Les turbines éoliennes installées devant les sommets enneigés du mont Hermon, dans le nord du plateau du Golan, le 3 janvier 2021. (Crédit : Michael Giladi/Flash90)

Cohen s’est concentrée, dans son document, sur les effets des turbines sur les oiseaux, qui paient déjà le prix de la perte de leurs habitats naturels, de la chasse et du changement climatique.

Israël est un pays de migration pour des centaines de millions d’oiseaux qui se déplacent deux fois par an entre l’Afrique et l’Eurasie. Ce sont des centaines d’espèces d’oiseaux et de chauves-souris qui nichent et qui hibernent sur le territoire.

Et plus un parc éolien est grand, plus les oiseaux susceptibles de se prendre dans les pales des turbines risquent de se blesser ou de mourir, a continué Cohen.

La carcasse d’une chauve-souris dans le parc éolien de Ramat Sirin. Cette espèce particulière est en danger d’extinction et sa mortalité est particulièrement élevée dans les parcs éoliens de Sirin et de Gilboa. (Crédit : Autorité israélienne de la nature et des parcs)

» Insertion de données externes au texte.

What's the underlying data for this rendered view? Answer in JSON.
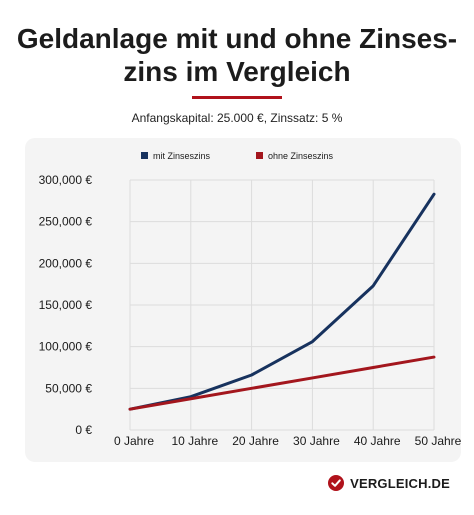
{
  "title_lines": [
    "Geldanlage mit und ohne Zinses-",
    "zins im Vergleich"
  ],
  "subtitle": "Anfangskapital: 25.000 €, Zinssatz: 5 %",
  "brand": {
    "text": "VERGLEICH.DE",
    "icon": "check-circle-icon",
    "color": "#b0121b"
  },
  "colors": {
    "accent": "#b0121b",
    "series_compound": "#17325e",
    "series_simple": "#a3161d",
    "grid": "#dcdcdc"
  },
  "chart_data": {
    "type": "line",
    "x": [
      0,
      10,
      20,
      30,
      40,
      50
    ],
    "x_tick_labels": [
      "0 Jahre",
      "10 Jahre",
      "20 Jahre",
      "30 Jahre",
      "40 Jahre",
      "50 Jahre"
    ],
    "y_tick_labels": [
      "0 €",
      "50,000 €",
      "100,000 €",
      "150,000 €",
      "200,000 €",
      "250,000 €",
      "300,000 €"
    ],
    "y_ticks": [
      0,
      50000,
      100000,
      150000,
      200000,
      250000,
      300000
    ],
    "ylim": [
      0,
      300000
    ],
    "grid": true,
    "legend_position": "top",
    "series": [
      {
        "name": "mit Zinseszins",
        "values": [
          25000,
          40000,
          66000,
          106000,
          173000,
          283000
        ]
      },
      {
        "name": "ohne Zinseszins",
        "values": [
          25000,
          37500,
          50000,
          62500,
          75000,
          87500
        ]
      }
    ]
  }
}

Elle a ajouté que l’accumulation d’éléments scientifiques, au fil des années, avait souligné les effets néfastes des turbines sur d’autres espèces animales également – des animaux vivant sous la terre aux insectes en passant par les amphibiens.

Les Lois sur le zonage dans le domaine spécifique de la construction et de l’exploitation des turbines éoliennes définissent un « seuil » de nuisance pour les oiseaux, ce qui nécessite une étude avant de nouvelles approbations possibles, et ce qui nécessite également des activités de suivi et de contrôle une fois qu’elles sont installées.

Et, selon Cohen, les contrôles de base qui ont été réalisés sur les turbines depuis le début de leur exploitation, en 2016, mettent l’accent sur une mortalité élevée des oiseaux dans des espèces qui sont déjà en voie de disparition, au-delà du seuil qui a été établi dans la législation.

Galit Cohen, directrice générale du ministère de la Protection de l’environnement. (Crédit : Haim Zach / GPO)

Israël concentre particulièrement ses efforts sur l’énergie solaire dans son projet de renforcement des énergies renouvelables, mais le pays s’est fixé l’objectif de générer 730 mégawatts à partir de l’éolienne à l’horizon 2030.

Au mois de janvier, Enlight Renewable Energy a commencé à exploiter 35 turbines qui se dressent dans la Vallée des Larmes, sur le plateau du Golan où le vent souffle en rafales et que l’État juif avait capturé à la Syrie lors de la guerre des Six jours de 1967 avant de l’annexer en 1981. La Vallée des Larmes avait été le site d’une bataille majeure de la guerre de Yom Kippour, en 1973.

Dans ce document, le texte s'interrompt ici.